`x,y,z` are distinct real numbers such that `x+1/y = y + 1/z =z + 1/x` The value of `x^(2)y^(2)z^(2) `is………..

To solve the problem where \( x, y, z \) are distinct real numbers such that \[ x + \frac{1}{y} = y + \frac{1}{z} = z + \frac{1}{x}, \] we want to find the value of \( x^2 y^2 z^2 \). ### Step 1: Set the common value Let \( k = x + \frac{1}{y} = y + \frac{1}{z} = z + \frac{1}{x} \).

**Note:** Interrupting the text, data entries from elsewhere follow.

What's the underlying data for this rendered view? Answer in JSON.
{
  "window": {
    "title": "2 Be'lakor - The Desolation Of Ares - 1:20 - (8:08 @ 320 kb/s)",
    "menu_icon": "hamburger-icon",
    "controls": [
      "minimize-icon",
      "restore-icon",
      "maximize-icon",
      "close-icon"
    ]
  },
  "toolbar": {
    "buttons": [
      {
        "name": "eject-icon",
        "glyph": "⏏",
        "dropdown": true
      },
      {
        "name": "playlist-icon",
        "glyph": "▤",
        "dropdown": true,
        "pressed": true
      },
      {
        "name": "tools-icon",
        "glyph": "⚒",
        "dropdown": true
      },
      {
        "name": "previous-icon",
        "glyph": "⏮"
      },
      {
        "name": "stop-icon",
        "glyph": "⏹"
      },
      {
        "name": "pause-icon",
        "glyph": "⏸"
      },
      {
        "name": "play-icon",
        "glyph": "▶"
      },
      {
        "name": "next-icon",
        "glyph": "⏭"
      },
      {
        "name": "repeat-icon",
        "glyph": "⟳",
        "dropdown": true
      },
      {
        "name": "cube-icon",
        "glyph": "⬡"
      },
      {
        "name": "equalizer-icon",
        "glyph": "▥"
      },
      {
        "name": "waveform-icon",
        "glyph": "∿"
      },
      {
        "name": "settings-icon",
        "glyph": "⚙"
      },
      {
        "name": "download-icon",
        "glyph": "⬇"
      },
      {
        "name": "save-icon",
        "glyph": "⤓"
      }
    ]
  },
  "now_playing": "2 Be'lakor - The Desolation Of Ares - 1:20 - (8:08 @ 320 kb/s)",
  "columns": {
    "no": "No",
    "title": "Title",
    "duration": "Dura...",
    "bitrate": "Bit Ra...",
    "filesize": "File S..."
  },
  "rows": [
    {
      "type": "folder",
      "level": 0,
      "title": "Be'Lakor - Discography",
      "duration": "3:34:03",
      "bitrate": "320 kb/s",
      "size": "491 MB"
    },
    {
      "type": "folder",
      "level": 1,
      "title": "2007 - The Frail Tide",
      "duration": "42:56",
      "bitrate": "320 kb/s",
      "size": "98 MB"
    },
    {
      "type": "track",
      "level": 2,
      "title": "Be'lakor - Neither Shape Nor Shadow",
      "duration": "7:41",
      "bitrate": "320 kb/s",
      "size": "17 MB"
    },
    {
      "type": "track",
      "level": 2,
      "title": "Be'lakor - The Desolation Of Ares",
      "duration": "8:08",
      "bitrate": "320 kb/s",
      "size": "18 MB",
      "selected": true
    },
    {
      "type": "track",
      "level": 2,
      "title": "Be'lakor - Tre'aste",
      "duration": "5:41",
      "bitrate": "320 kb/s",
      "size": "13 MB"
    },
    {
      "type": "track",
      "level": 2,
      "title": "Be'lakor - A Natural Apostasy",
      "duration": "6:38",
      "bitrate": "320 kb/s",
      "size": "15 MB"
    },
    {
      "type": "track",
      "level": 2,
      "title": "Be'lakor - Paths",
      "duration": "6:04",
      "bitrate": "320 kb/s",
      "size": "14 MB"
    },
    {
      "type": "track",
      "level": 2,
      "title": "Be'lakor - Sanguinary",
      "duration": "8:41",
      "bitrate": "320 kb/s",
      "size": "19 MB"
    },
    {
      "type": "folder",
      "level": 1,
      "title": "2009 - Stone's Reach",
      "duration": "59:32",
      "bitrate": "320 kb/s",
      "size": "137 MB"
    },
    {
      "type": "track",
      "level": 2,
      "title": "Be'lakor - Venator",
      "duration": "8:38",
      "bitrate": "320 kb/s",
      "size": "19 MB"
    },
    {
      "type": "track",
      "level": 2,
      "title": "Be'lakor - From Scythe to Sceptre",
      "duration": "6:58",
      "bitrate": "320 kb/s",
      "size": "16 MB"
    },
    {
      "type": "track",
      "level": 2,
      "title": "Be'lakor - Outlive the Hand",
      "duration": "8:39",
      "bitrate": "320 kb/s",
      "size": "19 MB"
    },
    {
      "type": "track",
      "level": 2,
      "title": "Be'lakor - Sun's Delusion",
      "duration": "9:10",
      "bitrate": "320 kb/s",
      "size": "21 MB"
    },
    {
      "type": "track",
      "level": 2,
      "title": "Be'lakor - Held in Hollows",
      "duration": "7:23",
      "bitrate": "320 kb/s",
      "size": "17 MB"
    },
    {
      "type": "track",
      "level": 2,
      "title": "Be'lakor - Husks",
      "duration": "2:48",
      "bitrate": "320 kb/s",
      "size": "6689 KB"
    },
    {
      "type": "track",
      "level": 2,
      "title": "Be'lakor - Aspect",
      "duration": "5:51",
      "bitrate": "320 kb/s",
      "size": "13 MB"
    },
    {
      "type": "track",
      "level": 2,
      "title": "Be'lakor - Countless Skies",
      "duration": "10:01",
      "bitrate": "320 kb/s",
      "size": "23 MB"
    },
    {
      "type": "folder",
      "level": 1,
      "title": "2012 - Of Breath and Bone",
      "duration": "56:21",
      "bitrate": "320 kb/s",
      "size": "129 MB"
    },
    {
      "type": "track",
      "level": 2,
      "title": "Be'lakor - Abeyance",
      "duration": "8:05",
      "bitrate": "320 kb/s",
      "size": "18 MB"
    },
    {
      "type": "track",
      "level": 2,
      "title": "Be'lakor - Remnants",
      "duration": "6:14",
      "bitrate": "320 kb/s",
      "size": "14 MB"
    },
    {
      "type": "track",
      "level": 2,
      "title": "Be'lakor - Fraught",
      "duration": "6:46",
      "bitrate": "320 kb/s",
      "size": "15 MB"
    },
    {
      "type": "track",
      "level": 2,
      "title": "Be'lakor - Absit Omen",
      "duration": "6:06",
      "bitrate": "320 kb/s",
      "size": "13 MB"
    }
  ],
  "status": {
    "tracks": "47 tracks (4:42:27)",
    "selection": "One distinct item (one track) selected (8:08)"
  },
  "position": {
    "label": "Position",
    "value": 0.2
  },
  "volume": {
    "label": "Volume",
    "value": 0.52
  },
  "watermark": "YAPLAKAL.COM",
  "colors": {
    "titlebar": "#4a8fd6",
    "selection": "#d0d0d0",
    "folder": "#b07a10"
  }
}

This gives us three equations: 1. \( x + \frac{1}{y} = k \) 2. \( y + \frac{1}{z} = k \) 3. \( z + \frac{1}{x} = k \) ### Step 2: Rearranging the equations From these equations, we can express \( x, y, z \) in terms of \( k \): 1. \( x = k - \frac{1}{y} \) 2. \( y = k - \frac{1}{z} \) 3. \( z = k - \frac{1}{x} \) ### Step 3: Substituting to find relationships Substituting \( y \) from the second equation into the first: \[ x = k - \frac{1}{k - \frac{1}{z}}. \] This can be simplified further, but let's also consider the other equations. ### Step 4: Subtracting equations Subtract the first equation from the second: \[ (y - x) = \left(\frac{1}{z} - \frac{1}{y}\right). \] This simplifies to: \[ y - x = \frac{y - z}{zy}. \] Rearranging gives us: \[ (y - x)zy = y - z. \] ### Step 5: Similar equations from other differences Similarly, we can derive: 1. \( (z - y)zx = z - x \) 2. \( (x - z)xy = x - y \) ### Step 6: Multiply the equations Now, we multiply the three derived equations: \[ (x - y)(y - z)(z - x) = \frac{(y - z)(z - x)(x - y)}{xyz}. \] This leads to: \[ (x - y)(y - z)(z - x)xyz = (y - z)(z - x)(x - y). \] Since \( x, y, z \) are distinct, we can cancel out the common terms, leading to: \[ xyz = 1. \] ### Step 7: Finding \( x^2 y^2 z^2 \) Now, squaring both sides gives us: \[ (xyz)^2 = 1^2 \implies x^2 y^2 z^2 = 1. \] ### Final Answer Thus, the value of \( x^2 y^2 z^2 \) is: \[ \boxed{1}. \]